Rao contributed to the filed of statistics in many ways. One of them occurred while he was working for his Ph.D. under Fisher. He was working on the anthropological museum at the same time, and while working on that project he developed a test to use for the classification of many categories, like Fisher's discriminant function for the classification of two categories. Rao's question was 'given a set of measurements, is there further information in an additional set of measurements?' This is the test that he developed and that he used in his thesis. Fisher loved the test, because it was an extension of a test he developed in discriminant analysis.
Another famous result of Rao's is the Cramer-Rao inequality. This came about as an answer to a student's question. Rao had proved Fisher's inequality that the asymptotic variance is not smaller than one divided by the information. A student then asked Rao to prove it for finite samples. Rao worked all night on the problem and came to class the next day with the inequality , using unbiasedness and the Schwarz inequality. This was in January of 1944. It led to Rao looking at sufficient statistics, which led to the Rao-Blackwell theorem. This theorem was completed in 1945, two years before Blackwell's work in 1947.

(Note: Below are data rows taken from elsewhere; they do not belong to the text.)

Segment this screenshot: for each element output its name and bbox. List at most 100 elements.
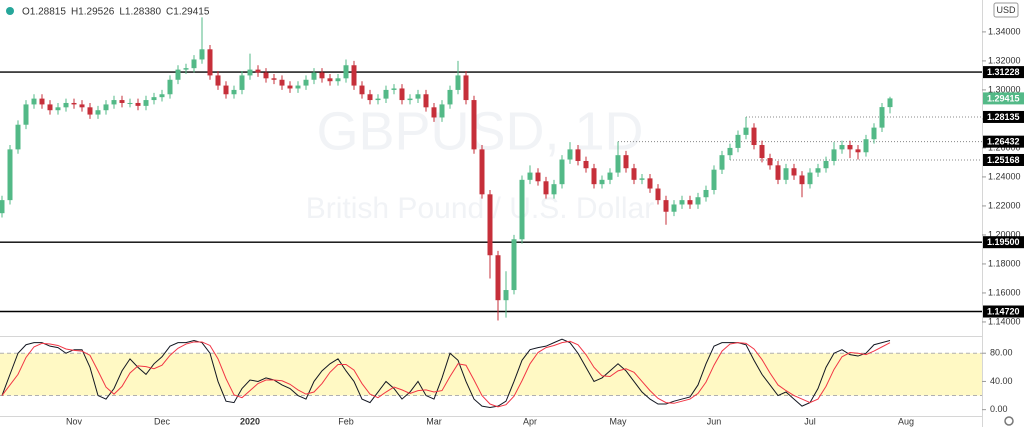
x-tick-label: Jun — [707, 416, 722, 426]
x-tick-label: Dec — [154, 416, 171, 426]
last-price-label: 1.29415 — [987, 93, 1020, 103]
candle-body — [687, 200, 693, 205]
candle-body — [343, 65, 349, 79]
candle-body — [839, 145, 845, 150]
candle-body — [519, 179, 525, 240]
candle-body — [159, 94, 165, 98]
candle-body — [607, 172, 613, 180]
candle-body — [799, 175, 805, 185]
dotted-level-label-box — [983, 153, 1024, 166]
candle-body — [887, 98, 893, 108]
candle-body — [879, 107, 885, 128]
candle-body — [23, 104, 29, 125]
candle-body — [87, 107, 93, 115]
y-tick-label: 1.22000 — [988, 200, 1021, 210]
settings-icon[interactable] — [1004, 416, 1014, 426]
x-tick-label: May — [609, 416, 627, 426]
plot: 1.14000 1.16000 1.18000 1.20000 1.22000 1.240… — [0, 17, 1024, 426]
candle-body — [543, 181, 549, 195]
candle-body — [599, 179, 605, 185]
level-label: 1.14720 — [987, 306, 1020, 316]
candle-body — [39, 98, 45, 105]
candle-body — [31, 98, 37, 105]
candle-body — [103, 104, 109, 111]
last-price-label-box — [983, 92, 1024, 105]
candle-body — [487, 194, 493, 256]
x-tick-label: Feb — [338, 416, 354, 426]
stoch-line — [1, 340, 891, 408]
currency-box[interactable] — [993, 2, 1019, 18]
x-tick-label: Aug — [898, 416, 914, 426]
candle-body — [119, 100, 125, 103]
candle-body — [695, 197, 701, 205]
candle-body — [767, 158, 773, 166]
stoch-y-tick-label: 80.00 — [990, 348, 1013, 358]
y-tick-label: 1.24000 — [988, 171, 1021, 181]
candle-body — [527, 172, 533, 180]
stoch-line — [1, 338, 891, 409]
dotted-level-label-box — [983, 135, 1024, 148]
candle-body — [623, 155, 629, 169]
candle-body — [439, 104, 445, 118]
candle-body — [391, 88, 397, 90]
candle-body — [95, 110, 101, 115]
candle-body — [591, 168, 597, 185]
candle-body — [823, 160, 829, 169]
candle-body — [15, 124, 21, 150]
y-tick-label: 1.18000 — [988, 258, 1021, 268]
x-tick-label: Mar — [426, 416, 442, 426]
candle-body — [471, 100, 477, 150]
candle-body — [303, 79, 309, 86]
candle-body — [175, 69, 181, 80]
candle-body — [855, 149, 861, 153]
candle-body — [639, 178, 645, 180]
ohlc-legend: O1.28815 H1.29526 L1.28380 C1.29415 — [22, 6, 210, 17]
candle-body — [231, 89, 237, 95]
candle-body — [7, 149, 13, 201]
candle-body — [111, 100, 117, 105]
candle-body — [63, 102, 69, 108]
dotted-level-label: 1.25168 — [987, 155, 1020, 165]
candle-body — [511, 239, 517, 291]
watermark-description: British Pound / U.S. Dollar — [306, 192, 654, 225]
candle-body — [375, 98, 381, 101]
candle-body — [143, 100, 149, 106]
candle-body — [447, 89, 453, 105]
candle-body — [167, 79, 173, 95]
candle-body — [831, 149, 837, 161]
candle-body — [247, 69, 253, 76]
stoch-y-tick-label: 40.00 — [990, 376, 1013, 386]
candle-body — [47, 104, 53, 111]
ohlc-value: 1.28815 — [30, 6, 67, 17]
dotted-level-label: 1.26432 — [987, 137, 1020, 147]
currency: USD — [996, 5, 1016, 15]
candle-body — [535, 172, 541, 182]
ohlc-value: 1.29415 — [173, 6, 210, 17]
candle-body — [735, 134, 741, 148]
candle-body — [503, 290, 509, 301]
candle-body — [151, 97, 157, 101]
candle-body — [383, 89, 389, 99]
x-tick-label: Nov — [66, 416, 83, 426]
status-icon[interactable] — [6, 7, 14, 15]
y-tick-label: 1.20000 — [988, 229, 1021, 239]
level-label-box — [983, 305, 1024, 318]
y-tick-label: 1.14000 — [988, 316, 1021, 326]
candle-body — [703, 189, 709, 198]
candle-body — [183, 68, 189, 70]
stoch-y-tick-label: 0.00 — [990, 404, 1008, 414]
candle-body — [359, 85, 365, 95]
candle-body — [791, 168, 797, 176]
candle-body — [127, 102, 133, 104]
candle-body — [759, 145, 765, 159]
candle-body — [495, 255, 501, 301]
candle-body — [287, 85, 293, 89]
candle-body — [351, 65, 357, 86]
level-label: 1.31228 — [987, 67, 1020, 77]
candle-body — [679, 200, 685, 205]
candle-body — [455, 75, 461, 90]
candle-body — [647, 178, 653, 189]
candle-body — [783, 168, 789, 180]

Rao did a lot of work in many different areas in statistics. Some of those areas include multivariate analysis, estimation, second-order efficiency, differential geometry, and orthogonal arrays. His work on orthogonal arrays led to important inequalities in coding theory. He also created the Langrangian Multiplier Test which is used in econometrics literature.
The two most influential people in Rao's life were P.C. Mahalanobis and R.A. Fisher. Both caused Rao to think in a new way and to create his own problems to solve. Both stressed more theoretical and methodological thinking instead of just simply trying to solve problems mathematically.
Rao has many interests outside of statistics. He truly enjoys gardening and actually used plants for statistical experiments. He once tried to come up with a way to have flowers all grow so that they unfolded in a left-handed manner, because those types of plants are more productive. However, they were not able to come up with a solution, because some of the data may have been in error from tampering with the plants.
Rao also has an interest in photography, although that is a past-time he is only able to pursue in the United States because of availability of photographic equipment in India. He also enjoys cooking, dancing, and music.
Rao has received many awards, including the Shanti Swarup Bhatnagar award of the Council of Scientific and Industrial Research, and the Mahalanobis Birth Centenary Gold Medal of the Indian Science Congress. He has also received nineteen honorary doctorate degrees from Universities around the world.
Rao has over 300 research articles and thirteen books to his credit. One of his books, Linear Statistical Inference, has already been translated in six major languages and is the most cited book in statistics in econometric work.
Rao has had a very successful career and is by no
means slowing down. In the next few years he may be going to
third world countries to help them start statistical programs
of their own so that they will not be dependent on other countries.
He has absolutely no plans of slowing down.